Developers have been granted rezoning and special use permits to build a new data center campus in Prince William County, Virginia.

Prince William County supervisors this week approved the requests, paving the way for the I-66 and US 29 Technology Park. The 100-acre site outside Gainesville could see up to six data center buildings and a substation built on the site in Northern Virginia.

I66 Tech Park, Gainsville, PWC County.png
– Prince William County Planning Commission

The project was first proposed in July; the property is owned by Southview 66 LLC and Gainesville JM LC, and US real estate development firm Lerner is the developer on the project. No end-user has reportedly been signed onto the project yet.

County supervisors voted 6-2 to approve a rezoning and special use permit for the I-66 and Route 29 Technology Park.

The project is one of three in the works in the same area between Gainesville and Haymarket. In June the board approved Village Place Technology Park, a one million square foot data center project on a 45-acre property. Another 22-acre data center complex is reportedly also planned but has not yet reached the board. All three are located outside the county’s Data Center Opportunity Overlay District.

The Prince Williams Times reports that local energy firm Dominion Energy thinks this new data center cluster at John Marshall Highway and Catharpin is ‘is leading towards what is seeming to be needing new infrastructure.’

Southview 66 LLC has agreed to abandon developing the property for data centers if Dominion Energy determines the data centers would require the construction of new above-ground transmission lines west of the property, in the vicinity of Haymarket. The assurance does not preclude an additional line coming from the east, however.

AWS has previously faced protests from locals over new power transmission lines for its data centers in the area.

“It’s unfair to put the community through this again,” Elena Schlossberg-Kunkel, executive director of The Coalition to Protect PWC, said during a public hearing that preceded the board’s vote.

“Haymarket and Gainesville are being engulfed with data centers, transmission lines, and substations,” added the Coalition’s Karen Sheehan.

The war for Manassas Battlefield

Elsewhere in Prince William County, a proposed data center park in Manassas has been branded “the single greatest threat to Manassas National Battlefield Park in nearly three decades.”

The proposed ‘PW Digital Gateway’ could see hundreds of acres of land on Pageland Lane redesignated under the local plan to allow for the construction of up to 27.6 million square feet of data centers.

PW Times reports that Manassas National Battlefield Park’s superintendent Brandon Bies has written two letters to the Prince William Board of County Supervisors and the county planning office outlining the park’s “grave concerns” over the proposal around its potential historical, environmental, and viewshed impacts, saying the plans could cause “potential irreparable harm” to the park.

“Manassas National Battlefield Park strongly opposes this CPA (Comprehensive Plan Amendment) because it is certain to have a substantial negative impact on historic resources both within and outside of the park that are significant to the battle,” Bies wrote. “Changing the planned land use of these areas would inhibit the mission of the Park to preserve and honor the sacrifices of the 4,000 Americans who died at Manassas.”

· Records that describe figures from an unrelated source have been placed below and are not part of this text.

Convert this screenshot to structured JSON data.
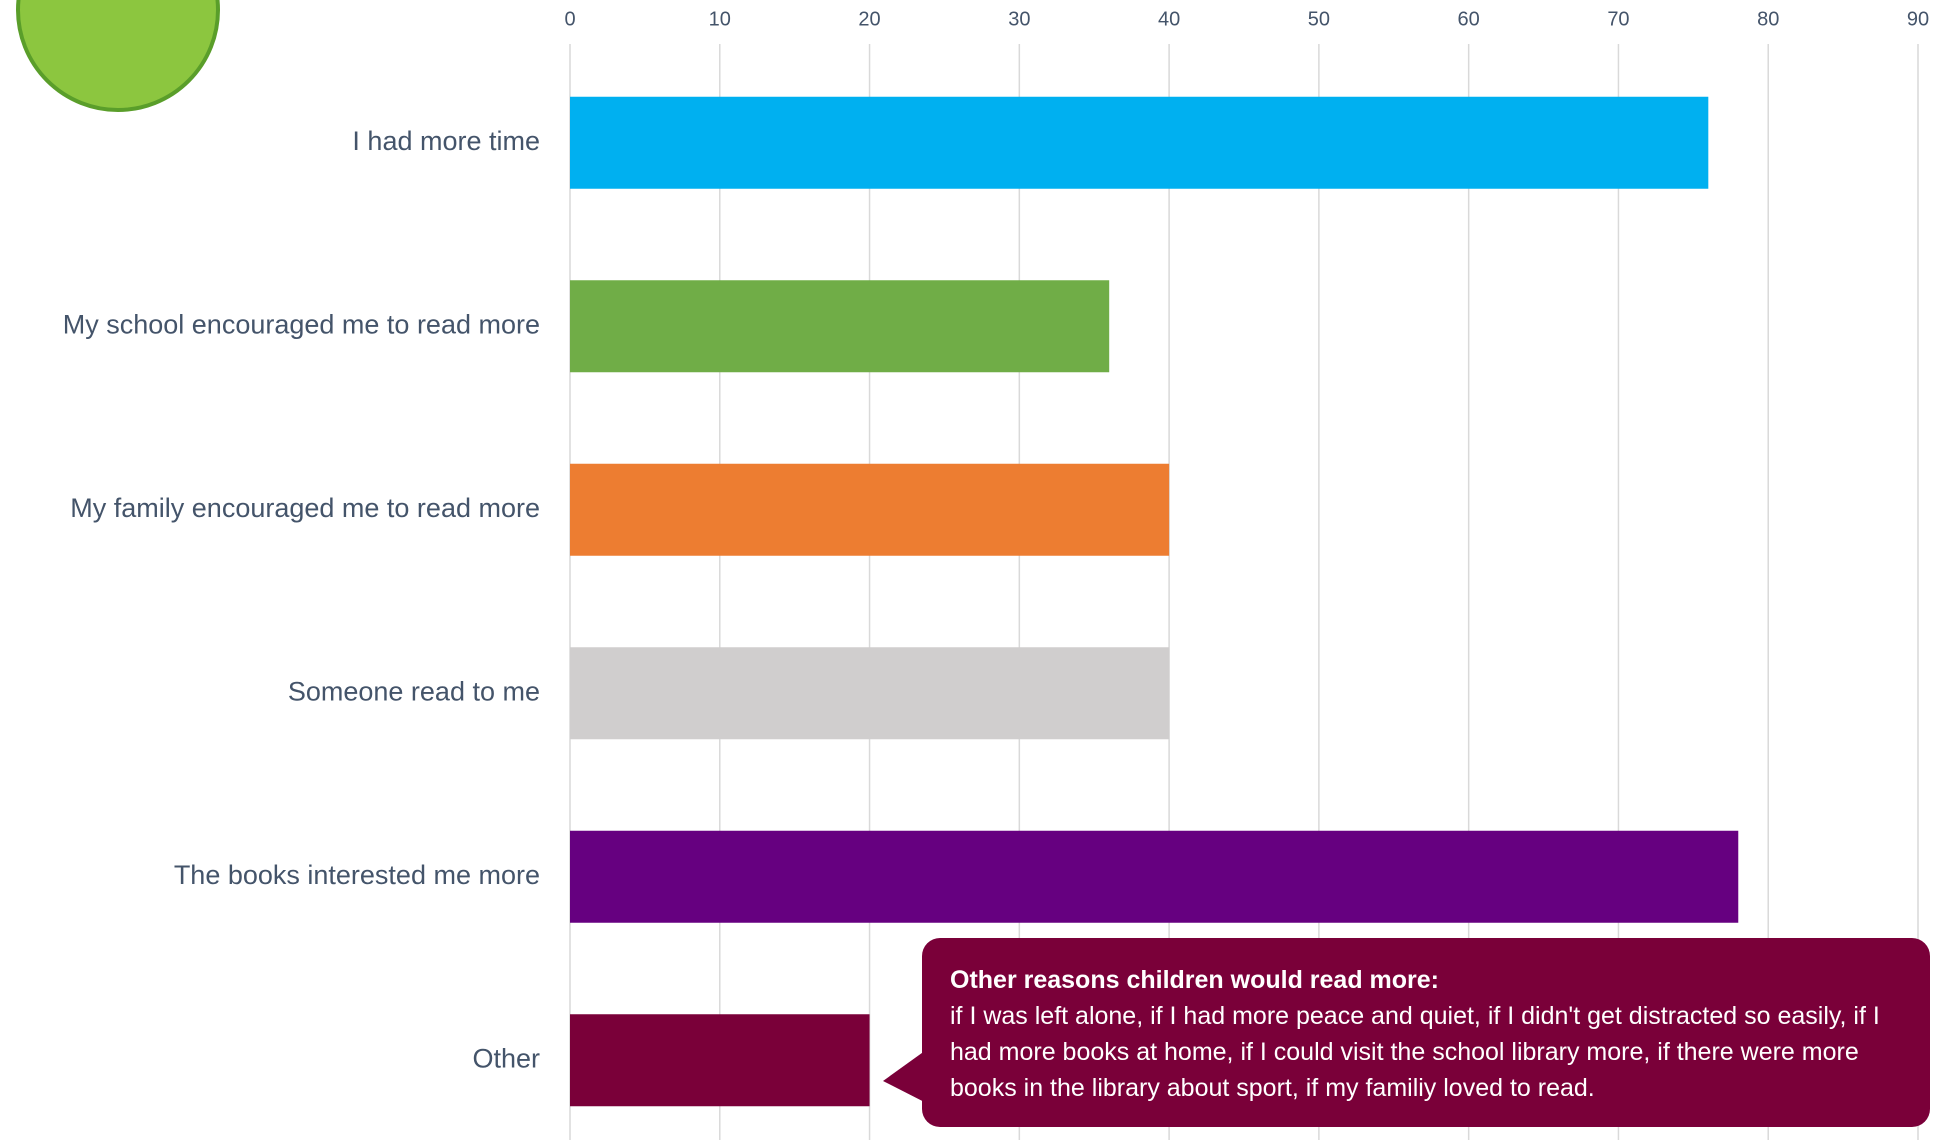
{
  "chart_data": {
    "type": "bar",
    "orientation": "horizontal",
    "categories": [
      "I had more time",
      "My school encouraged me to read more",
      "My family encouraged me to read more",
      "Someone read to me",
      "The books interested me more",
      "Other"
    ],
    "values": [
      76,
      36,
      40,
      40,
      78,
      20
    ],
    "colors": [
      "#00b0f0",
      "#70ad47",
      "#ed7d31",
      "#d0cece",
      "#660080",
      "#7a0039"
    ],
    "xlim": [
      0,
      90
    ],
    "xticks": [
      0,
      10,
      20,
      30,
      40,
      50,
      60,
      70,
      80,
      90
    ],
    "grid": true,
    "annotation": {
      "title": "Other reasons children would read more:",
      "text": "if I was left alone, if I had more peace and quiet, if I didn't get distracted so easily, if I had more books at home, if I could visit the school library more, if there were more books in the library about sport, if my familiy loved to read."
    }
  }
}
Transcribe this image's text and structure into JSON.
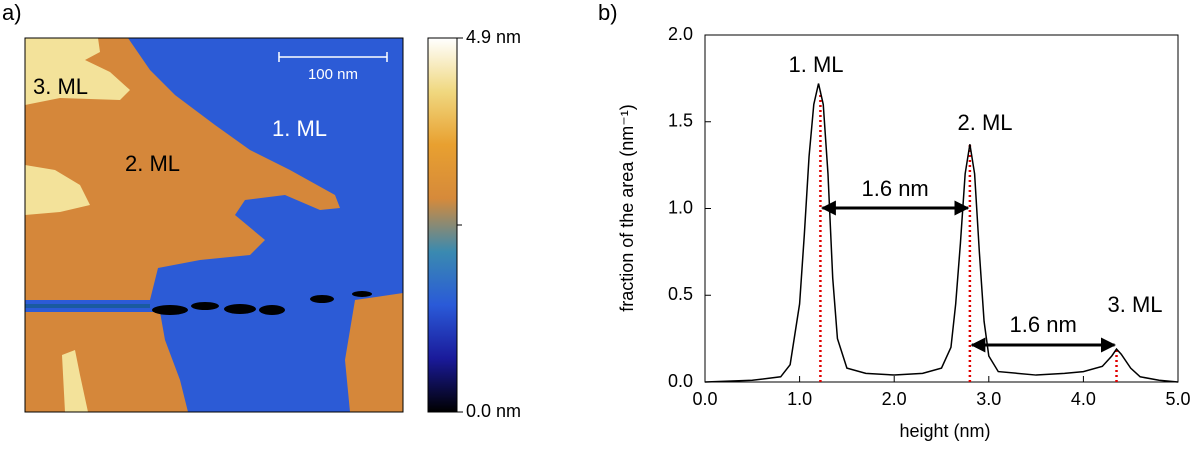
{
  "chart_data": [
    {
      "type": "image",
      "panel_label": "a)",
      "annotations": [
        "3. ML",
        "2. ML",
        "1. ML"
      ],
      "scale_bar": "100 nm",
      "colorbar": {
        "lim": [
          0,
          4.9
        ],
        "ticks": [
          {
            "value": 0,
            "label": "0.0 nm"
          },
          {
            "value": 4.9,
            "label": "4.9 nm"
          }
        ],
        "colormap": [
          "#000000",
          "#1a1a9a",
          "#2a5ad8",
          "#3a8ab0",
          "#d68a3a",
          "#e8a030",
          "#f0d880",
          "#ffffff"
        ]
      }
    },
    {
      "type": "line",
      "panel_label": "b)",
      "xlabel": "height (nm)",
      "ylabel": "fraction of the area (nm⁻¹)",
      "x": [
        0.0,
        0.5,
        0.8,
        0.9,
        1.0,
        1.05,
        1.1,
        1.15,
        1.2,
        1.25,
        1.3,
        1.35,
        1.4,
        1.5,
        1.7,
        2.0,
        2.3,
        2.5,
        2.6,
        2.65,
        2.7,
        2.75,
        2.8,
        2.85,
        2.9,
        2.95,
        3.0,
        3.1,
        3.5,
        3.8,
        4.0,
        4.2,
        4.3,
        4.35,
        4.4,
        4.5,
        4.6,
        4.8,
        5.0
      ],
      "series": [
        {
          "color": "#000000",
          "values": [
            0.0,
            0.01,
            0.03,
            0.1,
            0.45,
            0.85,
            1.3,
            1.6,
            1.72,
            1.6,
            1.2,
            0.6,
            0.25,
            0.08,
            0.05,
            0.04,
            0.05,
            0.08,
            0.2,
            0.45,
            0.8,
            1.2,
            1.37,
            1.2,
            0.75,
            0.35,
            0.15,
            0.06,
            0.04,
            0.05,
            0.06,
            0.09,
            0.15,
            0.19,
            0.16,
            0.08,
            0.03,
            0.01,
            0.0
          ]
        }
      ],
      "xlim": [
        0,
        5
      ],
      "ylim": [
        0,
        2
      ],
      "xticks": [
        {
          "value": 0,
          "label": "0.0"
        },
        {
          "value": 1,
          "label": "1.0"
        },
        {
          "value": 2,
          "label": "2.0"
        },
        {
          "value": 3,
          "label": "3.0"
        },
        {
          "value": 4,
          "label": "4.0"
        },
        {
          "value": 5,
          "label": "5.0"
        }
      ],
      "yticks": [
        {
          "value": 0,
          "label": "0.0"
        },
        0.5,
        {
          "value": 1,
          "label": "1.0"
        },
        1.5,
        {
          "value": 2,
          "label": "2.0"
        }
      ],
      "peak_labels": [
        "1. ML",
        "2. ML",
        "3. ML"
      ],
      "markers": [
        1.22,
        2.8,
        4.35
      ],
      "marker_color": "#e00000",
      "arrow_labels": [
        "1.6 nm",
        "1.6 nm"
      ]
    }
  ]
}
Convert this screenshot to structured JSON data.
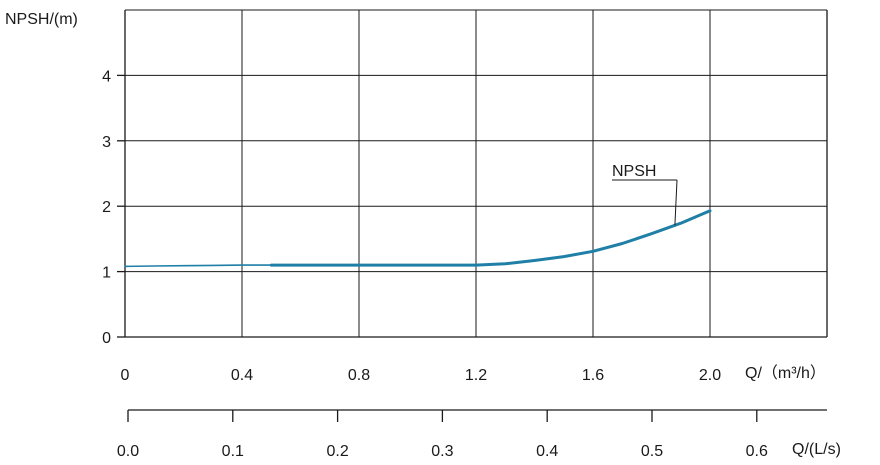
{
  "chart_data": {
    "type": "line",
    "ylabel": "NPSH/(m)",
    "xlabel_primary": "Q/（m³/h）",
    "xlabel_secondary": "Q/(L/s)",
    "xlim": [
      0,
      2.4
    ],
    "ylim": [
      0,
      5
    ],
    "x_ticks": [
      "0",
      "0.4",
      "0.8",
      "1.2",
      "1.6",
      "2.0"
    ],
    "x_tick_values": [
      0,
      0.4,
      0.8,
      1.2,
      1.6,
      2.0
    ],
    "y_ticks": [
      "0",
      "1",
      "2",
      "3",
      "4"
    ],
    "y_tick_values": [
      0,
      1,
      2,
      3,
      4
    ],
    "secondary_axis": {
      "ticks": [
        "0.0",
        "0.1",
        "0.2",
        "0.3",
        "0.4",
        "0.5",
        "0.6"
      ],
      "tick_values": [
        0,
        0.1,
        0.2,
        0.3,
        0.4,
        0.5,
        0.6
      ],
      "lim": [
        0,
        0.667
      ]
    },
    "grid": true,
    "series": [
      {
        "name": "NPSH",
        "color": "#1f7fa6",
        "thin_until_x": 0.5,
        "x": [
          0,
          0.1,
          0.2,
          0.3,
          0.4,
          0.5,
          0.6,
          0.8,
          1.0,
          1.2,
          1.3,
          1.4,
          1.5,
          1.6,
          1.7,
          1.8,
          1.9,
          2.0
        ],
        "y": [
          1.08,
          1.085,
          1.09,
          1.095,
          1.1,
          1.1,
          1.1,
          1.1,
          1.1,
          1.1,
          1.12,
          1.17,
          1.23,
          1.31,
          1.43,
          1.58,
          1.74,
          1.93
        ]
      }
    ]
  }
}
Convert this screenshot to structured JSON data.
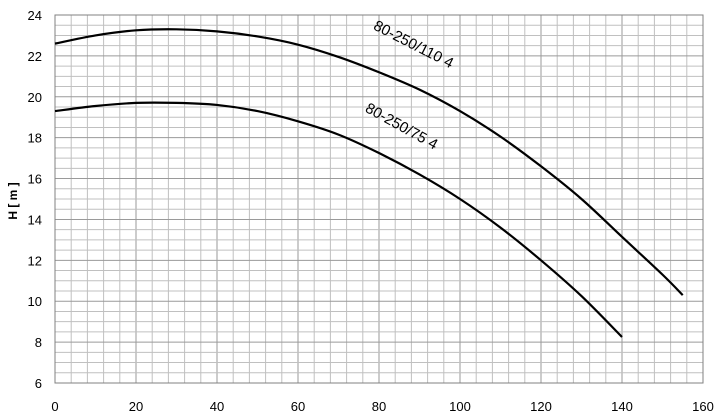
{
  "chart_data": {
    "type": "line",
    "ylabel": "H [ m ]",
    "xlabel": "",
    "xlim": [
      0,
      160
    ],
    "ylim": [
      6,
      24
    ],
    "x_ticks": [
      0,
      20,
      40,
      60,
      80,
      100,
      120,
      140,
      160
    ],
    "y_ticks": [
      6,
      8,
      10,
      12,
      14,
      16,
      18,
      20,
      22,
      24
    ],
    "grid": true,
    "series": [
      {
        "name": "80-250/110 4",
        "x": [
          0,
          10,
          20,
          30,
          40,
          50,
          60,
          70,
          80,
          90,
          100,
          110,
          120,
          130,
          140,
          150,
          155
        ],
        "y": [
          22.6,
          23.0,
          23.25,
          23.3,
          23.2,
          22.95,
          22.55,
          21.95,
          21.2,
          20.35,
          19.3,
          18.05,
          16.6,
          15.0,
          13.15,
          11.3,
          10.3
        ]
      },
      {
        "name": "80-250/75 4",
        "x": [
          0,
          10,
          20,
          30,
          40,
          50,
          60,
          70,
          80,
          90,
          100,
          110,
          120,
          130,
          140
        ],
        "y": [
          19.3,
          19.55,
          19.7,
          19.7,
          19.6,
          19.3,
          18.8,
          18.15,
          17.25,
          16.2,
          15.0,
          13.6,
          12.0,
          10.25,
          8.25
        ]
      }
    ]
  }
}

The park is the site of two American Civil War battles; the first and second Battles of Bull Run in 1861 and 1862 respectively. Both were won by the Confederates, with almost 4,000 soldiers killed and more than 16,000 injured across the two conflicts. Today the park totals more than 5,000 acres and is visited by over 700,000 people every year.

In his letters, Bies noted previous proposals pitched in the 1980s and 1990s that threatened the park: a 550-acre shopping mall proposal in 1988 known as the “William Center” and the Walt Disney Company’s plan to construct a “Disney’s America” theme park about three miles west of the park. Both proposals saw resistance from locals before being voted down by county officials.

“In both of these cases, the board of county supervisors was attracted by the lure of tax revenue promised by these developments. The same can certainly be said about the current proposal for a 2,133-acre data center corridor along Pageland Lane. But just as was the case in 1988 and 1993, this proposal is extremely concerning to the National Park Service,” Bies said.